263.—­KING ARTHUR’S KNIGHTS.

On the second evening King Arthur arranged the knights and himself in the following order round the table:  A, F, B, D, G, E, C. On the third evening they sat thus, A, E, B, G, C, F, D. He thus had B next but one to him on both occasions (the nearest possible), and G was the third from him at both sittings (the furthest position possible).  No other way of sitting the knights would have been so satisfactory.

264.—­THE CITY LUNCHEONS.

The men may be grouped as follows, where each line represents a day and each column a table:—­

    AB CD EF GH IJ KL
    AE DL GK FI CB HJ
    AG LJ FH KC DE IB
    AF JB KI HD LG CE
    AK BE HC IL JF DG
    AH EG ID CJ BK LF
    AI GF CL DB EH JK
    AC FK DJ LE GI BH
    AD KH LB JG FC EI
    AL HI JE BF KD GC
    AJ IC BG EK HL FD

Note that in every column (except in the case of the A’s) all the letters descend cyclically in the same order, B, E, G, F, up to J, which is followed by B.

265.—­A PUZZLE FOR CARD-PLAYERS.

In the following solution each of the eleven lines represents a sitting, each column a table, and each pair of letters a pair of partners.

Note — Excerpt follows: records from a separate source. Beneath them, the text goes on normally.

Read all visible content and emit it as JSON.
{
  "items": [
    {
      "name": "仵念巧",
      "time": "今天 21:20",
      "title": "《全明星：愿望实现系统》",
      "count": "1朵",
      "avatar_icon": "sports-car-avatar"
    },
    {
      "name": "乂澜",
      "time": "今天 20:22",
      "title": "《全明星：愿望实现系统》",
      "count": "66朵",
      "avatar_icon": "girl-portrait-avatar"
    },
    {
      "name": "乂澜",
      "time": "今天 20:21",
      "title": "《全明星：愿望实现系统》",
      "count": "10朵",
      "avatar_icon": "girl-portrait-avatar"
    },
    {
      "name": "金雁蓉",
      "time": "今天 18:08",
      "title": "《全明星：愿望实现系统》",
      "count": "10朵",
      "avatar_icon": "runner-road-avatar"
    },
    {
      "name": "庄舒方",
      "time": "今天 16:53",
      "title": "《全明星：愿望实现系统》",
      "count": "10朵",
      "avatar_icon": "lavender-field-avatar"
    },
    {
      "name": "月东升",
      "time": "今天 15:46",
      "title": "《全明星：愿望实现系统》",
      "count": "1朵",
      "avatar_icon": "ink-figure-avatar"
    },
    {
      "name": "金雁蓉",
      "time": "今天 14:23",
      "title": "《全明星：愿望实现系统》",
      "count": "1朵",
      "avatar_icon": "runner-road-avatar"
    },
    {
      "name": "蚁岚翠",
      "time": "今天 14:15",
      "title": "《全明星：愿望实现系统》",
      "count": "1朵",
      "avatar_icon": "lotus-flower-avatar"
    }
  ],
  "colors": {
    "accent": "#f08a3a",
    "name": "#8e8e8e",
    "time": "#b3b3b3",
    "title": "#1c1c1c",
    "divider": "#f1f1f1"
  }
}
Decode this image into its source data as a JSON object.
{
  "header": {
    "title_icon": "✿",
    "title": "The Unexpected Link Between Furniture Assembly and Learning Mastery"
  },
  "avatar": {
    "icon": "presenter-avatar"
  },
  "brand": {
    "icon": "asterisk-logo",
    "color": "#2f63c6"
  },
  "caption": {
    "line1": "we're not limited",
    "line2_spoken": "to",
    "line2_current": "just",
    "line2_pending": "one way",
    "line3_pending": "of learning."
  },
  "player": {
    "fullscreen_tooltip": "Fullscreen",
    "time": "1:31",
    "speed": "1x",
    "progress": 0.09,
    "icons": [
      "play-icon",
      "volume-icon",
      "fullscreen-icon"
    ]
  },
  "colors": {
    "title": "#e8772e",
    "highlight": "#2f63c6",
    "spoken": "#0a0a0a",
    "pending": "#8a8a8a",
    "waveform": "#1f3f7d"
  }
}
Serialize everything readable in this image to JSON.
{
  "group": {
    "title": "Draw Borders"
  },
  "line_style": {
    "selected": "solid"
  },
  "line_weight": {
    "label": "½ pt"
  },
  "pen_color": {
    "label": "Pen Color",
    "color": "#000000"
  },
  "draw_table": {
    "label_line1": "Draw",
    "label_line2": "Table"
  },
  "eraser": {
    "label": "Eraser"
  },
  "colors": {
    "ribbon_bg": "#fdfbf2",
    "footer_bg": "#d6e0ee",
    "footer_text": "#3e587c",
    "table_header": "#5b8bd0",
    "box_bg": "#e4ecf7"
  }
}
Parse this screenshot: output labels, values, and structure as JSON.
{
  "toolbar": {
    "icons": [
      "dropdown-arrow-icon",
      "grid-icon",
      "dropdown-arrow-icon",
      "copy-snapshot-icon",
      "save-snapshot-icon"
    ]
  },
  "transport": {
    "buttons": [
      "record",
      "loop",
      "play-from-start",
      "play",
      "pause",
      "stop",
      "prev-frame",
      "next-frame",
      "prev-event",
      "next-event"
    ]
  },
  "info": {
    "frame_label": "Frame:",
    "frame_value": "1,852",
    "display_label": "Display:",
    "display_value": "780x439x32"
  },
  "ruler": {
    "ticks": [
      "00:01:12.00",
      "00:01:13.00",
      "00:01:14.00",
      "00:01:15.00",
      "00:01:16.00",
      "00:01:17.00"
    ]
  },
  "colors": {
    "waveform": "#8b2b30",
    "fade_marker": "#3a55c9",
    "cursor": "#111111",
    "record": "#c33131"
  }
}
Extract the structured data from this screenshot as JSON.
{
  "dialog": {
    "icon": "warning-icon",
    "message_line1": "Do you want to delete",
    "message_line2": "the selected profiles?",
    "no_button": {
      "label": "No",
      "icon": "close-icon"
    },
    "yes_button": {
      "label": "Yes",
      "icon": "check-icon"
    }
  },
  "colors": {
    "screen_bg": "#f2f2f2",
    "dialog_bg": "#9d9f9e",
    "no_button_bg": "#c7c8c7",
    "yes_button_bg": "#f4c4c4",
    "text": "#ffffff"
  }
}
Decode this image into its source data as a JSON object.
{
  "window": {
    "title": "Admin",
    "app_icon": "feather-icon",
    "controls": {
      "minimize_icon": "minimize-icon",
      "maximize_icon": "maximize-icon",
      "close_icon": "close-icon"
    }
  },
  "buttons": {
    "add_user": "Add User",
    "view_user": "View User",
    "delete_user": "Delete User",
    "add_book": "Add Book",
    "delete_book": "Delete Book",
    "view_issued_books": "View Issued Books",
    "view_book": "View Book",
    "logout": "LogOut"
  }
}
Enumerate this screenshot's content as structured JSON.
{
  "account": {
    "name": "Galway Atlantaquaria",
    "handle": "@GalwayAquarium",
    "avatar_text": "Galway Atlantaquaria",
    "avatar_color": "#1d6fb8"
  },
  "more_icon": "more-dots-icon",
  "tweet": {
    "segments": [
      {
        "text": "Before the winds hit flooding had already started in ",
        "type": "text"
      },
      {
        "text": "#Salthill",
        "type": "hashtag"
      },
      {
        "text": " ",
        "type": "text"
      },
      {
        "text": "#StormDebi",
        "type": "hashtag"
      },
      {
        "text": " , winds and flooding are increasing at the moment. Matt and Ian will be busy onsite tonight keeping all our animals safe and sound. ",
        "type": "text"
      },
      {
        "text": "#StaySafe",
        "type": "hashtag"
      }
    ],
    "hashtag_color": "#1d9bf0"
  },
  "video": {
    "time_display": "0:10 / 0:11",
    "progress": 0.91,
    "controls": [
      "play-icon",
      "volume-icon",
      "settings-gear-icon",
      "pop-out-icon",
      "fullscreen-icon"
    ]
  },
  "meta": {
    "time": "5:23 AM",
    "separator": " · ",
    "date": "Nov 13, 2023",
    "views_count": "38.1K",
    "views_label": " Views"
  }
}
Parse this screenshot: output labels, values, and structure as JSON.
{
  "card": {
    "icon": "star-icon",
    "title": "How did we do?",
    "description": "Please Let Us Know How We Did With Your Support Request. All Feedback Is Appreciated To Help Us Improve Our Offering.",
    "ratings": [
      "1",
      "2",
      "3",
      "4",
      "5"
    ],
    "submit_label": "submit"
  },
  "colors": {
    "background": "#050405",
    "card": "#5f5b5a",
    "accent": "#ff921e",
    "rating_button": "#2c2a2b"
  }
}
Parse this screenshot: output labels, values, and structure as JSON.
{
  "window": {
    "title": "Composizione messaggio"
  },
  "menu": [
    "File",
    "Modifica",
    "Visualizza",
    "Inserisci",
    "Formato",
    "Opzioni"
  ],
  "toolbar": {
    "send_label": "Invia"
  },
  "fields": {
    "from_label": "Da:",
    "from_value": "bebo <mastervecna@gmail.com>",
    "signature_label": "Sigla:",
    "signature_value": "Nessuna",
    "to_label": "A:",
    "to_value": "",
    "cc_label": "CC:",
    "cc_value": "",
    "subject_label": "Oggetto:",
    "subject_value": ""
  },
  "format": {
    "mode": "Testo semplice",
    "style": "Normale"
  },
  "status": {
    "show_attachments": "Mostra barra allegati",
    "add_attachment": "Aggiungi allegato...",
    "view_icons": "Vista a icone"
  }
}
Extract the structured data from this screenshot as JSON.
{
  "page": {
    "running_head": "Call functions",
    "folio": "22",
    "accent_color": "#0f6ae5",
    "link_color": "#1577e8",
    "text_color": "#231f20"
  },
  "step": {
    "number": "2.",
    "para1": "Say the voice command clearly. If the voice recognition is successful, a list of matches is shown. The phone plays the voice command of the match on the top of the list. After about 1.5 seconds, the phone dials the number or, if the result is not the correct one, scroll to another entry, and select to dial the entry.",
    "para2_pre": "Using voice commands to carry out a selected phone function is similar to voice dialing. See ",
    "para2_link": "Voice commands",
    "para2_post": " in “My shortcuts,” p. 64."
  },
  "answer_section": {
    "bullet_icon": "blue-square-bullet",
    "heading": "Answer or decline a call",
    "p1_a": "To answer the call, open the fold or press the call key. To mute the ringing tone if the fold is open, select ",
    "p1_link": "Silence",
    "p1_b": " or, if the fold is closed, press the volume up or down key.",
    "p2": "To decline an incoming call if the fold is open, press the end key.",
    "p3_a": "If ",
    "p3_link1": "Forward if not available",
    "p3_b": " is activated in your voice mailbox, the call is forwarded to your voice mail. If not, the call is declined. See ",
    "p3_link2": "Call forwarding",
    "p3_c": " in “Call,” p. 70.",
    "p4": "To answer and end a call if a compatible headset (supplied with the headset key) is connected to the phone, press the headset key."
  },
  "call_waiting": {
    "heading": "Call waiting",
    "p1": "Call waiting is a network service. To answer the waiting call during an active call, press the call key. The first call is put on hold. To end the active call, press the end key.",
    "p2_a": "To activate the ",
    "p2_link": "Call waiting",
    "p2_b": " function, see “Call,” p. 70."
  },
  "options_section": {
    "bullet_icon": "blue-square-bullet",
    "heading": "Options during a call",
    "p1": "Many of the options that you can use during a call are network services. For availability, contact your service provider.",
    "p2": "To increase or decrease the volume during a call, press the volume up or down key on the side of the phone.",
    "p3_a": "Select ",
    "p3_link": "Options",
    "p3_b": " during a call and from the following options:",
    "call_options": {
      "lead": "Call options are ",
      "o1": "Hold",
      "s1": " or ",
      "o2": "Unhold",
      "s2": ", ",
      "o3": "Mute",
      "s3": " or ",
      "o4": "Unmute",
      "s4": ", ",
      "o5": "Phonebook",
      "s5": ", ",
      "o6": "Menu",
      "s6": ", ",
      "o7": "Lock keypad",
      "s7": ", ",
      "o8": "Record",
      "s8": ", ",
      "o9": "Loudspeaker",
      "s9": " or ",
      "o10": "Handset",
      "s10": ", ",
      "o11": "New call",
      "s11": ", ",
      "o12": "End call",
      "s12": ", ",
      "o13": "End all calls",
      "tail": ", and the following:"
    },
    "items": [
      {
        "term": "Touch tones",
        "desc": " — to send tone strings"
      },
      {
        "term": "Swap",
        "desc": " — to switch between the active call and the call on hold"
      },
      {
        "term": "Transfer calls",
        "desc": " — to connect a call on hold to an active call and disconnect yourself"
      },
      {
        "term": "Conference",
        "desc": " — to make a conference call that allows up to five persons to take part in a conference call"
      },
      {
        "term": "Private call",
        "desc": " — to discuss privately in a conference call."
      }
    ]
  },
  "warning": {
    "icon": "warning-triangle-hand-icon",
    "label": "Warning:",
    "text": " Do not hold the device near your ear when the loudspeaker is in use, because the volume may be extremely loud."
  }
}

    A B —­ I L | E J —­ G K | F H —­ C D
    A C —­ J B | F K —­ H L | G I —­ D E
    A D —­ K C | G L —­ I B | H J —­ E F
    A E —­ L D | H B —­ J C | I K —­ F G
    A F —­ B E | I C —­ K D | J L —­ G H
    A G —­ C F | J D —­ L E | K B —­ H I
    A H —­ D G | K E —­ B F | L C —­ I J
    A I —­ E H | L F —­ C G | B D —­ J K
    A J —­ F I | B G —­ D H | C E —­ K L
    A K —­ G J | C H —­ E I | D F —­ L B
    A L —­ H K | D I —­ F J | E G —­ B C

It will be seen that the letters B, C, D ...L descend cyclically.  The solution given above is absolutely perfect in all respects.  It will be found that every player has every other player once as his partner and twice as his opponent.

266.—­A TENNIS TOURNAMENT.

Call the men A, B, D, E, and their wives a, b, d, e.  Then they may play as follows without any person ever playing twice with or against any other person:—­

                First Court.  Second Court.
    1st Day | A d against B e | D a against E b
    2nd Day | A e " D b | E a " B d
    3rd Day | A b " E d | B a " D e

It will be seen that no man ever plays with or against his own wife—­an ideal arrangement.  If the reader wants a hard puzzle, let him try to arrange eight married couples (in four courts on seven days) under exactly similar conditions.  It can be done, but I leave the reader in this case the pleasure of seeking the answer and the general solution.

267.—­THE WRONG HATS.

The number of different ways in which eight persons, with eight hats, can each take the wrong hat, is 14,833.